Bình Thủy ward has the following geographical location:
- To the east, it borders Cái Khế ward and Vĩnh Long province
- To the south, it borders Long Tuyền ward and Tân An ward
- To the west, it borders Thới An Đông ward.
Bình Thủy is divided into 17 neighborhoods, numbered from 1 to 17.

==History==
Prior to 2025, Bình Thủy ward was formerly An Thới ward, Bình Thủy ward and a part of Bùi Hữu Nghĩa ward, belonging to Bình Thủy district, Cần Thơ municipality.

On June 12, 2025, the National Assembly of Vietnam issued Resolution No. 202/2025/QH15 on the reorganization of provincial-level administrative units.
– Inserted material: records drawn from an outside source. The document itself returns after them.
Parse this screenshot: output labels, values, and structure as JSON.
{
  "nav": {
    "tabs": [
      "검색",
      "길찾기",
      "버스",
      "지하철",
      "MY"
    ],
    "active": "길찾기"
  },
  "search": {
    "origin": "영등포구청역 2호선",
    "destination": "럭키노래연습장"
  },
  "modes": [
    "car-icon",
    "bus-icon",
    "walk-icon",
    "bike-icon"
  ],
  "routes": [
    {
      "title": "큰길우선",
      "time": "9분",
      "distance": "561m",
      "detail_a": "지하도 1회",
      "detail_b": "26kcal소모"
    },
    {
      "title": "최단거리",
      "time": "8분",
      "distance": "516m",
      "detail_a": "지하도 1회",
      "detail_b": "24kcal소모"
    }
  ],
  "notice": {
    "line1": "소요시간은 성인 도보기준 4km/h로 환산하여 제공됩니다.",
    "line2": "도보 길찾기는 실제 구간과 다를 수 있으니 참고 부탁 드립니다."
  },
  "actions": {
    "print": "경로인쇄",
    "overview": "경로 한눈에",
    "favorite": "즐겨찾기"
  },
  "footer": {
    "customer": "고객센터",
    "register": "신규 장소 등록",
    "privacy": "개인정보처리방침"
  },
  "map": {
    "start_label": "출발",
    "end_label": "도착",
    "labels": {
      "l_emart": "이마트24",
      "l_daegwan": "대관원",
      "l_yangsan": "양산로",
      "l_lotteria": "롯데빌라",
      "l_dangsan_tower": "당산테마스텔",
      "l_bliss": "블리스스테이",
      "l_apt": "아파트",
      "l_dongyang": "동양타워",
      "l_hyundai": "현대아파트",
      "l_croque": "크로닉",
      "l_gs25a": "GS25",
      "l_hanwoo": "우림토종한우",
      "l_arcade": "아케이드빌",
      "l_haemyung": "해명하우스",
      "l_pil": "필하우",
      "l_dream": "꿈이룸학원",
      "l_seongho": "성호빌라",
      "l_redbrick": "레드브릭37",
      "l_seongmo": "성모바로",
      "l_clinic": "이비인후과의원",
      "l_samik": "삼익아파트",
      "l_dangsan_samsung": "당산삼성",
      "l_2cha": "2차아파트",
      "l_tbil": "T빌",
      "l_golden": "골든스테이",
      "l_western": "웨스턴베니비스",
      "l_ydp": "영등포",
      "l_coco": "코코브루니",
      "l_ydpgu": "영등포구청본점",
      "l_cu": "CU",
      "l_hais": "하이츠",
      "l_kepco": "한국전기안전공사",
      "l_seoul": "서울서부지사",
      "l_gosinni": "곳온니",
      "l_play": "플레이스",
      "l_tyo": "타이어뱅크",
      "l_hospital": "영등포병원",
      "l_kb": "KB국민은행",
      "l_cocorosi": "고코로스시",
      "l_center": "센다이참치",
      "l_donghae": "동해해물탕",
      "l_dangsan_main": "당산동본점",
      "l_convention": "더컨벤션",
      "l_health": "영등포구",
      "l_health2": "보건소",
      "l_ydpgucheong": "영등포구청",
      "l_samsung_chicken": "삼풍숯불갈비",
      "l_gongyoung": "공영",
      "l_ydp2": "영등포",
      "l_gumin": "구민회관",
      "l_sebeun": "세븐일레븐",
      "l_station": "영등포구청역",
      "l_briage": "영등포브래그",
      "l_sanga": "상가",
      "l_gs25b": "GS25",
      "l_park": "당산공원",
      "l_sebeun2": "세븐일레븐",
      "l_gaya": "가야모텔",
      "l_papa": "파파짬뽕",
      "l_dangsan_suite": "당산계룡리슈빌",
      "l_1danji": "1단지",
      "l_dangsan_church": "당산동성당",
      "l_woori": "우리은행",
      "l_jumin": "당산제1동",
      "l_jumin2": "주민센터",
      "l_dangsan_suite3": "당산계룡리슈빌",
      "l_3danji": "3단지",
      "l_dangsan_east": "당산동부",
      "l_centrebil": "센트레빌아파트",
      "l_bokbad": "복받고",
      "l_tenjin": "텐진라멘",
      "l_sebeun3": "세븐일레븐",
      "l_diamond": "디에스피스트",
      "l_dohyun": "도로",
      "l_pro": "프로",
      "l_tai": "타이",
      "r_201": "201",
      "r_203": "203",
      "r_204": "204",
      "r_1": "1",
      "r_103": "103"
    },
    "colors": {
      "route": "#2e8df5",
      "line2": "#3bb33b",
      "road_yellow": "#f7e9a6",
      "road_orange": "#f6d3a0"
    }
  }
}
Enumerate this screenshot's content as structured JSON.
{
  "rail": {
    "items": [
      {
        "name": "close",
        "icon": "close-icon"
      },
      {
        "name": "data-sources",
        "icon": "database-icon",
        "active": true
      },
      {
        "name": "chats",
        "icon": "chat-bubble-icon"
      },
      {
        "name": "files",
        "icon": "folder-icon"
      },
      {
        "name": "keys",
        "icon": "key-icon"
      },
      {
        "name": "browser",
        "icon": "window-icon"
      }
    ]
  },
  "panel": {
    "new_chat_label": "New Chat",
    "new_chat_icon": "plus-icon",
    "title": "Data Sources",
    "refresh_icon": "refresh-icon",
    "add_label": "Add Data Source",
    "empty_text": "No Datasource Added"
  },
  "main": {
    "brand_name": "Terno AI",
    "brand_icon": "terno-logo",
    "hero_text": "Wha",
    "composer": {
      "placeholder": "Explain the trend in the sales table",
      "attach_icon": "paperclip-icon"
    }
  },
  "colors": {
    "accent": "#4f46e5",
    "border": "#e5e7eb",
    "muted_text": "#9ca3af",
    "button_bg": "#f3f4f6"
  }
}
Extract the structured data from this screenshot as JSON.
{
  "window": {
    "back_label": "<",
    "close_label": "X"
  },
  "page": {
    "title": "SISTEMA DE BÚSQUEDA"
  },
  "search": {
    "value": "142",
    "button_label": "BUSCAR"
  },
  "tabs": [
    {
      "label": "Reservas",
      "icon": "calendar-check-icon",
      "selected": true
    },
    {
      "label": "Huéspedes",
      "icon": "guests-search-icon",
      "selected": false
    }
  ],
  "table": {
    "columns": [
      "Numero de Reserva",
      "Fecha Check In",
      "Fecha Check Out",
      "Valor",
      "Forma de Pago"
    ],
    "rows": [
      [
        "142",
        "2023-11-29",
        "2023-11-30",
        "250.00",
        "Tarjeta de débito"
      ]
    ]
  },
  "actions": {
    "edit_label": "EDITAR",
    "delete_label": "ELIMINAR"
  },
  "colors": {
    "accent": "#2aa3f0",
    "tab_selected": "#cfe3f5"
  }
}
Accordingly:

- Cần Thơ municipality was established by merging the entire area and population of Cần Thơ municipality, Hậu Giang province and Sóc Trăng province.

On June 16, 2025, the Standing Committee of the National Assembly of Vietnam issued Resolution No. 1668/NQ-UBTVQH15 on the reorganization of commune-level administrative units in Cần Thơ municipality. Accordingly:

- Bình Thủy ward was established by merging the entire area and population of An Thới ward, Bình Thủy ward, and a part of Bùi Hữu Nghĩa ward (formerly part of Bình Thủy district).